In a chambe of a uniform magnetic field of `8*0G[1G=10^-4T]` is maintained. An electron with a speed of `4*0xx10^6ms^-1` enters the chamber in a direction normal to the field
(i) Describe the path of electron.
(ii) What is the frequency of revolution of electron?
(iii) What happens to the path of the electron if it progressively loses its energy due to collisions with the atoms or molecules of the environment?

Answer 1

Here, `B=8*0G=8*0xx10^-4T`,
`v=4*0xx10^6ms^-1`, `theta=90^@`.
If r is the radius of circular path, then
`Bevsin90^@=(mv^2)/(r)` or `r=(mv)/(Be)`
`:. r=((9*1xx10^(-31))xx(4*0xx10^6))/((8*0xx10^-4)xx(1*6xx10^-19))`
`=2*8xx10^-2m=2*8cm`
The sense of rotation of electron in a circular path can be predicted from the direction of centripetal force, `vecF=-e(vecvxxvecB)`. If we see along the direction of `vecB`, the electron will be revolving in clockwise direction.

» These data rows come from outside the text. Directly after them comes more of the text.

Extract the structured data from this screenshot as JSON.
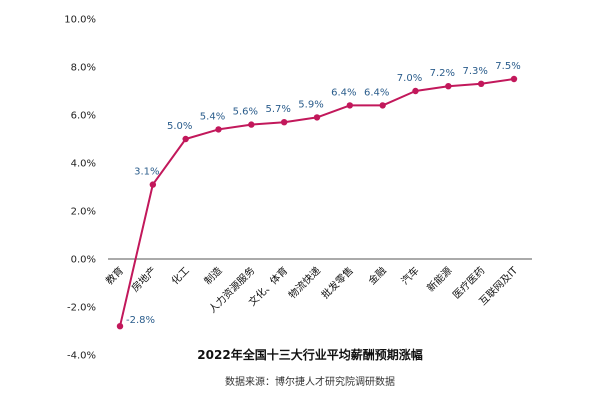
{
  "chart_data": {
    "type": "line",
    "title": "2022年全国十三大行业平均薪酬预期涨幅",
    "source": "数据来源：博尔捷人才研究院调研数据",
    "categories": [
      "教育",
      "房地产",
      "化工",
      "制造",
      "人力资源服务",
      "文化、体育",
      "物流快递",
      "批发零售",
      "金融",
      "汽车",
      "新能源",
      "医疗医药",
      "互联网及IT"
    ],
    "values": [
      -2.8,
      3.1,
      5.0,
      5.4,
      5.6,
      5.7,
      5.9,
      6.4,
      6.4,
      7.0,
      7.2,
      7.3,
      7.5
    ],
    "data_labels": [
      "",
      "3.1%",
      "5.0%",
      "5.4%",
      "5.6%",
      "5.7%",
      "5.9%",
      "6.4%",
      "6.4%",
      "7.0%",
      "7.2%",
      "7.3%",
      "7.5%"
    ],
    "extra_label": "-2.8%",
    "yticks": [
      "10.0%",
      "8.0%",
      "6.0%",
      "4.0%",
      "2.0%",
      "0.0%",
      "-2.0%",
      "-4.0%"
    ],
    "ylim": [
      -4,
      10
    ],
    "grid": false,
    "colors": {
      "line": "#c2185b",
      "marker": "#c2185b",
      "label": "#2b5d8c",
      "axis": "#555555"
    }
  }
}
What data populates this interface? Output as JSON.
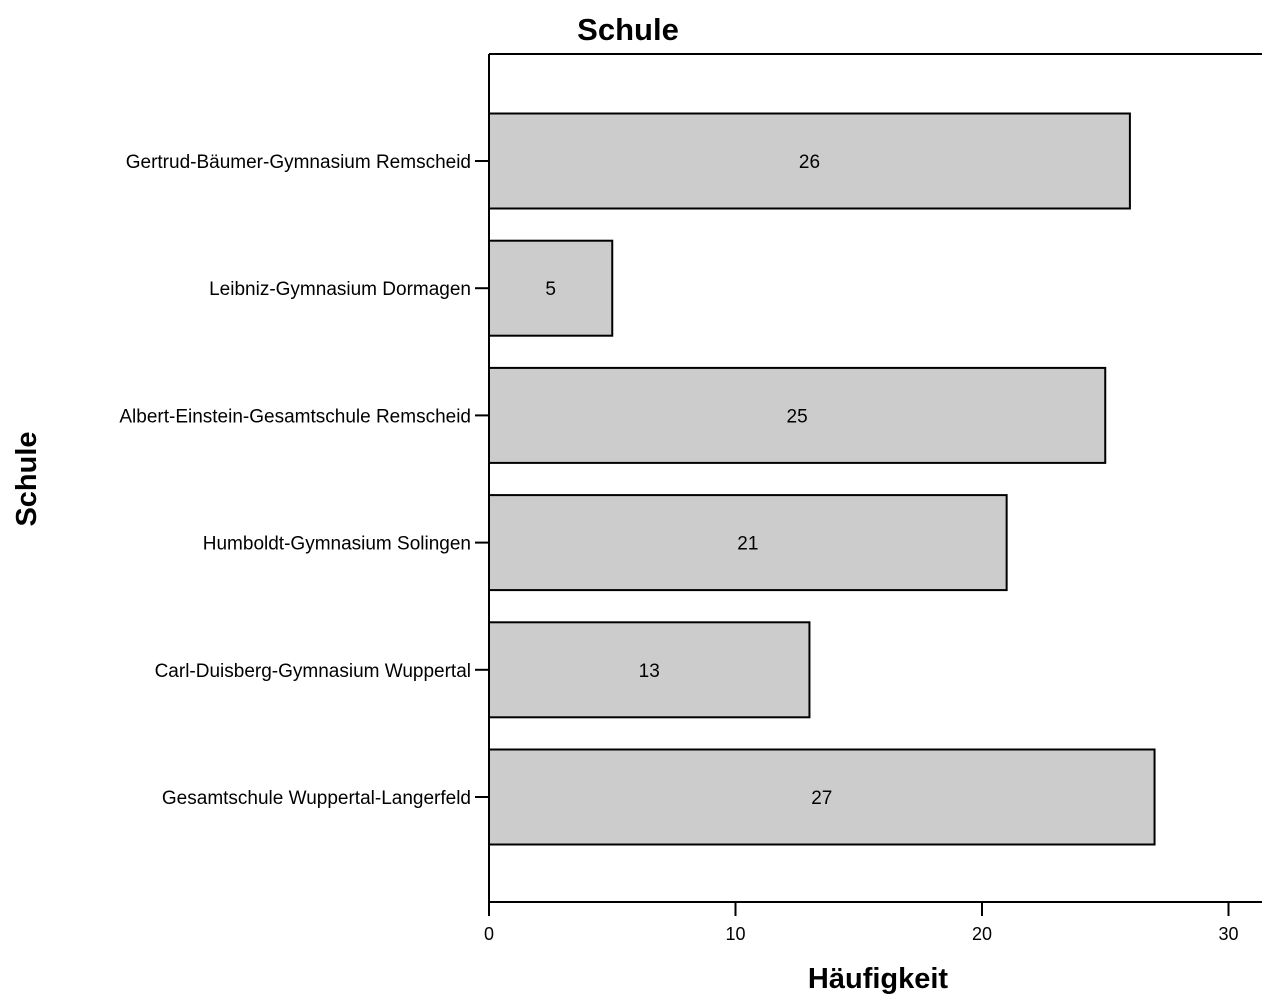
{
  "chart_data": {
    "type": "bar",
    "orientation": "horizontal",
    "title": "Schule",
    "xlabel": "Häufigkeit",
    "ylabel": "Schule",
    "categories": [
      "Gertrud-Bäumer-Gymnasium Remscheid",
      "Leibniz-Gymnasium Dormagen",
      "Albert-Einstein-Gesamtschule Remscheid",
      "Humboldt-Gymnasium Solingen",
      "Carl-Duisberg-Gymnasium Wuppertal",
      "Gesamtschule Wuppertal-Langerfeld"
    ],
    "values": [
      26,
      5,
      25,
      21,
      13,
      27
    ],
    "xlim": [
      0,
      31
    ],
    "xticks": [
      0,
      10,
      20,
      30
    ],
    "bar_color": "#cccccc",
    "grid": false,
    "legend": "none",
    "data_labels": true
  }
}
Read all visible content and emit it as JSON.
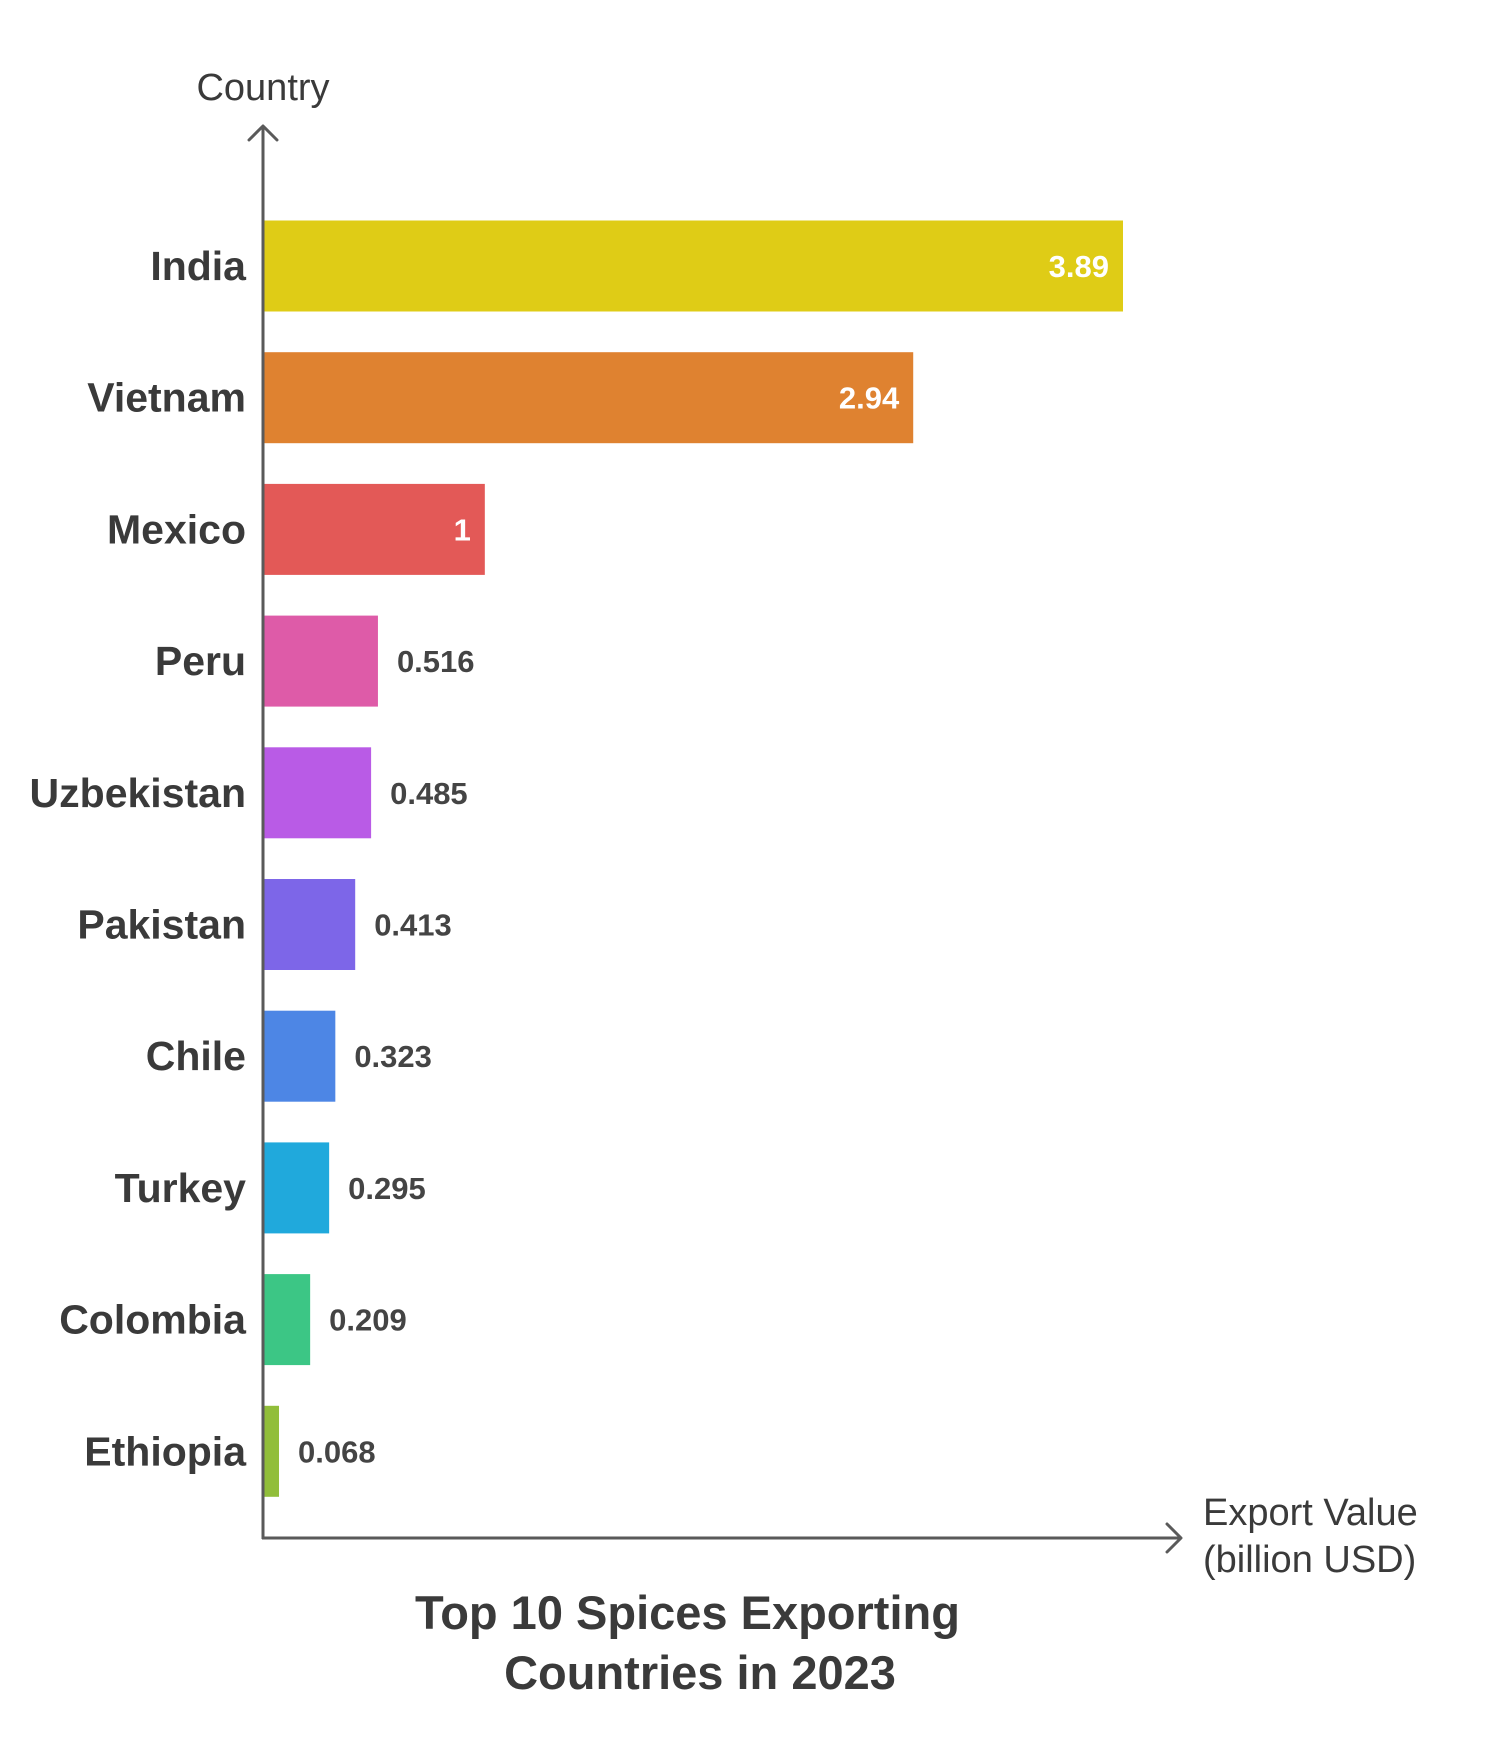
{
  "chart_data": {
    "type": "bar",
    "orientation": "horizontal",
    "title_lines": [
      "Top 10 Spices Exporting",
      "Countries in 2023"
    ],
    "ylabel": "Country",
    "xlabel_lines": [
      "Export Value",
      "(billion USD)"
    ],
    "categories": [
      "India",
      "Vietnam",
      "Mexico",
      "Peru",
      "Uzbekistan",
      "Pakistan",
      "Chile",
      "Turkey",
      "Colombia",
      "Ethiopia"
    ],
    "values": [
      3.89,
      2.94,
      1,
      0.516,
      0.485,
      0.413,
      0.323,
      0.295,
      0.209,
      0.068
    ],
    "value_labels": [
      "3.89",
      "2.94",
      "1",
      "0.516",
      "0.485",
      "0.413",
      "0.323",
      "0.295",
      "0.209",
      "0.068"
    ],
    "colors": [
      "#dfcc16",
      "#df8230",
      "#e35957",
      "#de5ba8",
      "#b95be6",
      "#7d66e8",
      "#4d86e5",
      "#20a9dc",
      "#3cc685",
      "#91be3a"
    ],
    "xlim": [
      0,
      3.89
    ],
    "grid": false,
    "legend": "none"
  }
}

(ii) The frequency of revolution of electron
`v=(eB)/(2pim)=((1*6xx10^(-19))xx(8*0xx10^-4))/(2xx3*14xx(9*1xx10^(-31))`
(iii) If the electron loses its energy in successive collisions, then electron loses its speed progressively. If after collision, the velocity of electron remains in the same plane of the initial circular orbit, the radius of the circualr orbit will decrease in proportion to the decreased speed. If it is not so then the path of the electron will be helical between two collisions.